Even amidst the heaviness of some of the narration, there is a vibrancy throughout the piece, particularly in the lighting design by Robert Wierzel, who uses solid blues, pinks, and yellows on the screens.

The second half introduces us to “Here,” with music composed and arranged by Vernon Reid. The costumes and the screen along the back of the stage are all in a saturated red, and pillars carve the light evenly across the back of the stage, creating alternating patterns of red and dark shadow. This second half repeats many of the same movement phrases and gestures of the first - perhaps too many of them, but it also feels different. It’s more chaotic, more urgent. An image is shown on the screens of a beating heart, and another time the screen frantically moves through pictures in a blur. The heart’s image strikes me as obvious, and the animation is a bit dated; the frantic movements and sounds push chaos at me, yet nothing bothers me about it. The layering of sounds, lights, colors, stories, and movements, performed by fantastic dancers, creates an immersive experience.

Nearing the end, the dancers join up in a circle, and each spins, dropping into a deep plié where they grab hands for a moment, only to release and spin in the opposite direction, plié and grab hands again. While spinning, I hear names spoken on the recording; sometimes, it’s hard to discern through the cacophony of other sounds.
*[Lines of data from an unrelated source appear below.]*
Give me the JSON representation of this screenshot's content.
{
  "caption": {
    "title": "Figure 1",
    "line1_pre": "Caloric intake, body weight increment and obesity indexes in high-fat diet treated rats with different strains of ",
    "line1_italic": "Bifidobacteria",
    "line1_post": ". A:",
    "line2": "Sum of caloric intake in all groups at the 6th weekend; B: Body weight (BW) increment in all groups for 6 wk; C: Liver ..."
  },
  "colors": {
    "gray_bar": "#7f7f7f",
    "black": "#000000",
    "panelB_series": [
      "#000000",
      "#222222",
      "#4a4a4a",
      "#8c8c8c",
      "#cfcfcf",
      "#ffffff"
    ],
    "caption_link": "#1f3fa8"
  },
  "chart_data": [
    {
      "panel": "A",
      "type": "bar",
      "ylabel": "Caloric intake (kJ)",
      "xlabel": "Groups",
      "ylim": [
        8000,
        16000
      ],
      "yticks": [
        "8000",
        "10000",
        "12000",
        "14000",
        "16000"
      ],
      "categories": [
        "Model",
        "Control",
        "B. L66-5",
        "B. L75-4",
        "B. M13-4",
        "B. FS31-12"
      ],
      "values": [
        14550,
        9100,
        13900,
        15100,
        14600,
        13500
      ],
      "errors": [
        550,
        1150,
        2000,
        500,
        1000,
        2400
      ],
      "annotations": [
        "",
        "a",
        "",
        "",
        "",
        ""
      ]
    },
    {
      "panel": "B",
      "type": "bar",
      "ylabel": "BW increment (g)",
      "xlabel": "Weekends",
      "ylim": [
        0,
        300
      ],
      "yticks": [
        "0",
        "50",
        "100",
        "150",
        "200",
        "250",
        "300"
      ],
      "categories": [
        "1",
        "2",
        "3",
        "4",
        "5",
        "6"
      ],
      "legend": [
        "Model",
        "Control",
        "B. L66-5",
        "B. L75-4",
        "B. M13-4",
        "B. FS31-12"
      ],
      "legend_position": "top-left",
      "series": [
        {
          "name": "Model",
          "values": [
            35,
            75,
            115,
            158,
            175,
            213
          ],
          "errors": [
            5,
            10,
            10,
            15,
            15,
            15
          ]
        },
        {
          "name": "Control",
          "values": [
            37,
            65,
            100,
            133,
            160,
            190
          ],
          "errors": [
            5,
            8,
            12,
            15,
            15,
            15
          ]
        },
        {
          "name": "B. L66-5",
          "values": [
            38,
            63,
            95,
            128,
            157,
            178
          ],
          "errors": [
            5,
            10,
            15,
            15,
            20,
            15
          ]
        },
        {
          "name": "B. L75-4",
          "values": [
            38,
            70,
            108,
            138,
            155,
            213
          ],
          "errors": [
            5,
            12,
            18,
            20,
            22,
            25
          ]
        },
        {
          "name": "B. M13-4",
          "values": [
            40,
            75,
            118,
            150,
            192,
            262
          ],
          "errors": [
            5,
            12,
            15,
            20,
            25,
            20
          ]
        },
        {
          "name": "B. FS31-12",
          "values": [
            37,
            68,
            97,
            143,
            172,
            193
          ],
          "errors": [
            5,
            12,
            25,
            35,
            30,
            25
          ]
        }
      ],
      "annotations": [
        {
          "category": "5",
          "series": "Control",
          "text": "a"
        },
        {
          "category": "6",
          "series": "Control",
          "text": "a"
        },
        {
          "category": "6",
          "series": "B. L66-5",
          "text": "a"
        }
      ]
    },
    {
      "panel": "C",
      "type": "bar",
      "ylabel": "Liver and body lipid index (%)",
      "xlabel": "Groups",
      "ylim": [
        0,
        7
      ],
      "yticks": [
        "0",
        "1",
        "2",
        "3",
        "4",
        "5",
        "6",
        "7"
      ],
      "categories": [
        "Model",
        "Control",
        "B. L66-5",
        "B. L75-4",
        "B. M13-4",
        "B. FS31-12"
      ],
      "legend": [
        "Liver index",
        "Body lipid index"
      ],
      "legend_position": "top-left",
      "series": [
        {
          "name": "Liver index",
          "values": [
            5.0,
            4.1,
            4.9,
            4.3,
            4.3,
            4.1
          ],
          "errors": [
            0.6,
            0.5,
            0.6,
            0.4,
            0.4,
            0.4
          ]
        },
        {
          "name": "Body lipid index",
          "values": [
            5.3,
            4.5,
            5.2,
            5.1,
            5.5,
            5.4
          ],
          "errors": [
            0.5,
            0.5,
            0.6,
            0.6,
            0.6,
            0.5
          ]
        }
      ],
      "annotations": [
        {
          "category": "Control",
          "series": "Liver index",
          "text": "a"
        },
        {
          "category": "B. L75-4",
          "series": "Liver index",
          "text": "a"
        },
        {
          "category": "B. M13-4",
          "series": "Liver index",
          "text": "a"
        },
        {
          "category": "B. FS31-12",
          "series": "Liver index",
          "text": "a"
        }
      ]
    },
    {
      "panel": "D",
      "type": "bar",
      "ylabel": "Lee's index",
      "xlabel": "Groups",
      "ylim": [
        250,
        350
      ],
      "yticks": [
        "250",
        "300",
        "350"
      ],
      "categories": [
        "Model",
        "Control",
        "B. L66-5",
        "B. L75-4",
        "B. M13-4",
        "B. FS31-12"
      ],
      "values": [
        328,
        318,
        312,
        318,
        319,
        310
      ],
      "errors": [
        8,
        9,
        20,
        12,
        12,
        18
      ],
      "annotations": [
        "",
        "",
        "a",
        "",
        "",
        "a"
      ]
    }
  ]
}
Dancers break free and run, but are pulled back into the group. Emotion bubbles up for me most from the stories told by the workshop participants; their stories break through the noise.

The distance of 30 years offers another realization - that many of the workshop participants have passed. This brings with it a different kind of gravitas and emotion. It’s like the way I can know the sorrow coming at the end of a story, and still be moved by it - all the more so for knowing it.


Still/Here, Bill T. Jones/Arnie Zane Company, Peter Jay Sharp Building, Howard Gilman Opera House, Brooklyn Academy of Music (BAM) as part of its Next Wave 2024 & Emerging Visions Festival, Oct. 30- Nov. 2, 2024.

 

Homepage Image Description: A group of dancers all dressed in white are clumped together in front of a blue backdrop that has 2 pillars running down them. The dancer in the front is kneeling with her arms lifted to the side with bent elbows and her hands in fists. Behind her are two couples leaning away from center and each has one arm raised with a bent elbow and hand in a fist. All of the dancers look either down or out, with a serious and contemplative expression.

Article Page Image Description: A man in red shorts and a red shirt is standing on one bent leg while his other leg is stretched out behind him high in the air with his toes pointed. One of his arms is stretched forward with his palm lifted and fingers spread. There is a smile on his face as he reaches strongly forward with his arm and back with his leg. Behind him there are 3 large images of a heart on a blue screen.